Perubahan Iklim: Ancaman Serius bagi Kehidupan Petani
Jakarta – Perubahan iklim bukan hanya menjadi ancaman bagi hasil panen, tetapi juga berdampak pada kehidupan petani. Di India, semakin banyak petani yang memutuskan mengakhiri hidup karena hasil panen yang gagal akibat cuaca ekstrem.
Di wilayah Maharashtra, India, Mirabai Khindkar mengenang suaminya yang bunuh diri dengan meminum racun setelah panen gagal dan terbelit utang besar. Tanah pertanian mereka seluas 1 hektare tidak menghasilkan apa-apa akibat kekeringan yang parah.
“Saat dia di rumah sakit, saya berdoa kepada semua dewa agar dia diselamatkan,” ungkap Mirabai yang kini berusia 30 tahun. Namun, suaminya, Amol, akhirnya meninggal dunia, meninggalkan Mirabai dan ketiga anak mereka.
Ini adalah salah satu dari sekian banyak cerita tragis. Di wilayah Marathwada yang berpenduduk 18 juta orang, hampir setiap hari ada petani yang bunuh diri. Data pemerintah India menunjukkan bahwa dari tahun 2022 hingga 2024, terdapat 3.090 kasus bunuh diri di kalangan petani di sana, dengan rata-rata hampir tiga orang per hari.
Laporan dari Centre for Science and Environment menyebutkan bahwa cuaca ekstrem pada tahun lalu telah merusak 3,2 juta hektare tanah pertanian di India, lebih luas dari Belgia dan lebih dari 60% kerusakan terjadi di Maharashtra.
“Musim panas semakin ekstrem. Meski kami telah berusaha, hasil panen tetap tidak mencukupi,” ujar Balaji Khindkar, saudara laki-laki Amol, yang juga seorang petani.
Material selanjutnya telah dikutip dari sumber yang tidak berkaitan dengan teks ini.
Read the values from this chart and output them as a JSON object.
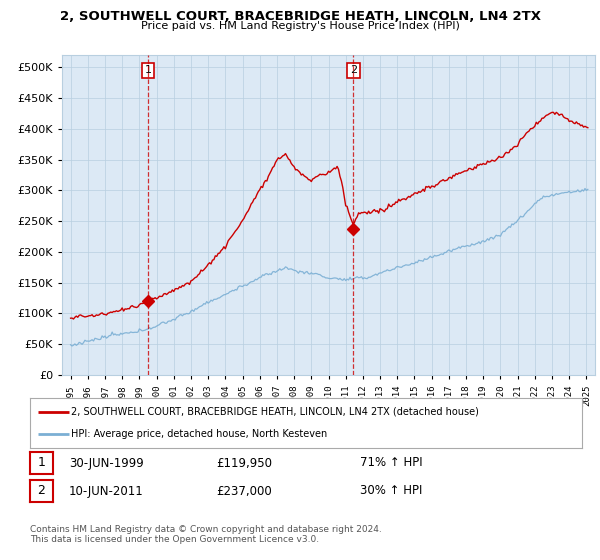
{
  "title": "2, SOUTHWELL COURT, BRACEBRIDGE HEATH, LINCOLN, LN4 2TX",
  "subtitle": "Price paid vs. HM Land Registry's House Price Index (HPI)",
  "legend_line1": "2, SOUTHWELL COURT, BRACEBRIDGE HEATH, LINCOLN, LN4 2TX (detached house)",
  "legend_line2": "HPI: Average price, detached house, North Kesteven",
  "sale1_date": "30-JUN-1999",
  "sale1_price": "£119,950",
  "sale1_hpi": "71% ↑ HPI",
  "sale2_date": "10-JUN-2011",
  "sale2_price": "£237,000",
  "sale2_hpi": "30% ↑ HPI",
  "footer": "Contains HM Land Registry data © Crown copyright and database right 2024.\nThis data is licensed under the Open Government Licence v3.0.",
  "sale1_x": 1999.5,
  "sale1_y": 119950,
  "sale2_x": 2011.45,
  "sale2_y": 237000,
  "hpi_color": "#7bafd4",
  "price_color": "#cc0000",
  "dashed_line_color": "#cc0000",
  "background_color": "#ffffff",
  "chart_bg_color": "#dce9f5",
  "grid_color": "#b8cfe0",
  "ylim": [
    0,
    520000
  ],
  "xlim_start": 1994.5,
  "xlim_end": 2025.5,
  "yticks": [
    0,
    50000,
    100000,
    150000,
    200000,
    250000,
    300000,
    350000,
    400000,
    450000,
    500000
  ],
  "xtick_start": 1995,
  "xtick_end": 2025
}
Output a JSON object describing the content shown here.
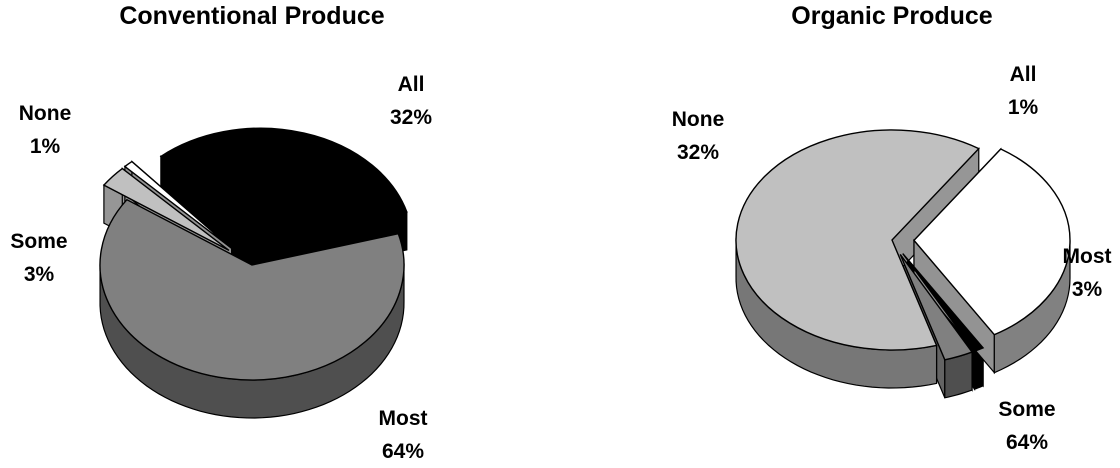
{
  "chart_data": [
    {
      "type": "pie",
      "title": "Conventional Produce",
      "slices": [
        {
          "label": "All",
          "value": 32,
          "display": "32%",
          "color": "#000000",
          "exploded": true
        },
        {
          "label": "Most",
          "value": 64,
          "display": "64%",
          "color": "#808080",
          "exploded": false
        },
        {
          "label": "Some",
          "value": 3,
          "display": "3%",
          "color": "#c0c0c0",
          "exploded": true
        },
        {
          "label": "None",
          "value": 1,
          "display": "1%",
          "color": "#ffffff",
          "exploded": true
        }
      ]
    },
    {
      "type": "pie",
      "title": "Organic Produce",
      "slices": [
        {
          "label": "All",
          "value": 1,
          "display": "1%",
          "color": "#000000",
          "exploded": true
        },
        {
          "label": "Most",
          "value": 3,
          "display": "3%",
          "color": "#808080",
          "exploded": true
        },
        {
          "label": "Some",
          "value": 64,
          "display": "64%",
          "color": "#c0c0c0",
          "exploded": false
        },
        {
          "label": "None",
          "value": 32,
          "display": "32%",
          "color": "#ffffff",
          "exploded": true
        }
      ]
    }
  ]
}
Risiko Meningkat Akibat Perubahan Iklim
Profesor R. Ramakumar dari Tata Institute of Social Sciences menyatakan bahwa perubahan iklim memperburuk krisis yang telah lama melanda sektor pertanian di India.
“Bunuh diri di kalangan petani India merupakan akibat dari krisis pendapatan, investasi, dan produktivitas di sektor pertanian,” jelasnya. “Perubahan iklim menambah risiko, menyebabkan gagal panen dan ketidakpastian yang semakin melemahkan ekonomi para petani kecil,” tambahnya.
Pertanian di India masih sangat bergantung pada kondisi cuaca yang tepat. Namun dengan adanya perubahan pola hujan, kekeringan, banjir, serta kenaikan suhu, ketergantungan ini kini menjadi sumber stres yang mematikan.
Ramakumar menilai pemerintah harus memperkuat perlindungan bagi petani, antara lain melalui skema asuransi yang lebih baik dan investasi dalam penelitian pertanian. “Pertanian seharusnya tidak menjadi perjudian yang tergantung pada musim hujan,” tegasnya.
Terjebak Utang, Bertaruh Nyawa
Dalam kondisi cuaca yang semakin tidak menentu, banyak petani terpaksa berutang untuk membeli pupuk atau sistem irigasi guna mempertahankan hasil panen. Namun akses ke kredit perbankan kerap sulit diperoleh.
Banyak petani akhirnya memilih meminjam kepada rentenir dengan bunga tinggi, yang semakin memperbesar risiko apabila panen kembali gagal. “Karena itulah hidup dari bertani sangat sulit,” ungkap Mirabai.
Suaminya meninggalkan utang lebih dari US$8.000, jumlah yang sangat besar mengingat rata-rata pendapatan petani India hanya sekitar US$120 per bulan. Kini Mirabai bekerja sebagai buruh tani di lahan orang lain, namun tetap kesulitan melunasi utang.
“Cicilan terus menumpuk,” katanya. Dia berharap anak-anaknya kelak bisa mencari pekerjaan di luar sektor pertanian. “Tidak ada yang bisa diharapkan dari lahan ini,” imbuhnya.
Di seluruh India, krisis serupa terjadi. Data dari Biro Catatan Kriminal Nasional India menunjukkan bahwa rata-rata 30 orang di sektor pertanian bunuh diri setiap hari sepanjang 2022.
Petani muda seperti Shaikh Imran di Marathwada juga menghadapi tekanan serupa. Setelah mengambil alih lahan keluarga usai kakaknya bunuh diri, ia kini sudah menanggung utang lebih dari US$1.100 setelah tanamannya gagal panen.
Sementara itu, para petani setempat bahkan terpaksa meledakkan sumur dengan dinamit, berharap bisa menemukan air di tengah kekeringan parah.
“Air minum saja susah dicari,” ungkap anggota keluarga, Khatijabi. “Bagaimana kami bisa mengairi lahan?”